Maricélia confessou que fica triste ao olhar as fotos, ver como estava e como deixou chegar àquele ponto. Mas, por outro lado e ao mesmo tempo, diz se sentir alegre e muito orgulhosa por ter conseguido superar aquela situação. Por isso, expõe abertamente o que passou na sua vida. Ela deixa- -nos nesta edição uma mensagem de incentivo à todas as mulheres que acham que o que elas estão passando não tem solução. Ela compartilha que nessa fase há ameaças, a mulher não enxerga saída e isso é normal.
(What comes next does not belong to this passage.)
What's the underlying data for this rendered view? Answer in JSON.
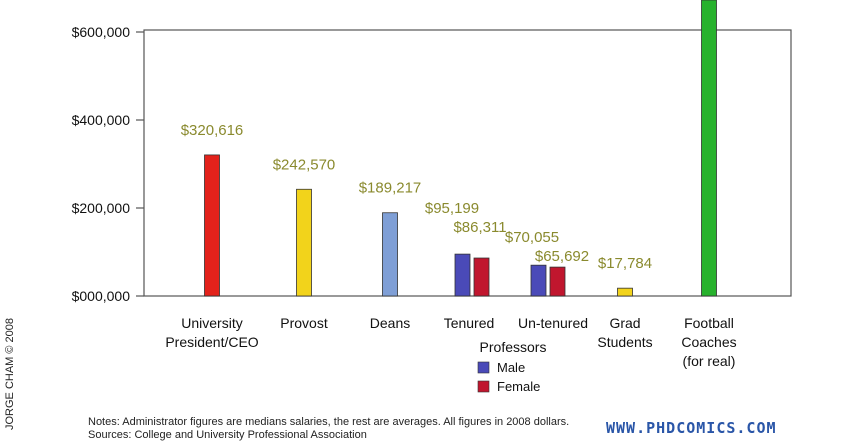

“A gente realmente não vê uma solução. A gente acha que a pessoa vai matar a gente, insiste que a gente não é capaz, que não vivemos sem ele…o psicológico da gente fica muito abalado Casamento não é prisão, é ter companheirismo, é andar junto, é um ajudar o outro, não um colocar o outro pra baixo. Eu superei as dores, hoje eu consigo falar sobre; hoje eu não tenho medo; hoje eu quero servir de exemplo para outras mulheres. A palavra de hoje é superação!”.

Mesmo silenciadas por medo e vergonha, sob o tradicional discurso da preservação da família, no molde perfeito e esperado socialmente, muitas mulheres estão compreendendo que falar sobre o assunto para outras mulheres, pode ajudar a transformar vidas e reorientar o sentido da família. De modo que a liberdade de seus membros seja um condicionante fundamental para ser considerada, de fato, um lar livre de violência.

Importante ressaltar que Maricélia contou com o apoio de sua filha, de uma amiga que a acolheu em sua casa por 15 dias, com o acompanhamento dos órgãos de segurança pública e justiça, além de profissionais qualificados que a direcionaram para que rompesse o ciclo violento. Maricélia é apenas uma, dentre tantas, que vivenciam situações similares e ainda não despertaram para a liberdade. Por um lado, porque falar sobre isso constrange, por outro, a temática ainda é bastante negligenciada em todos os círculos sociais e vista como uma demanda secundária, não reconhecida o bastante para ser incorporada à agenda pública como prioridade.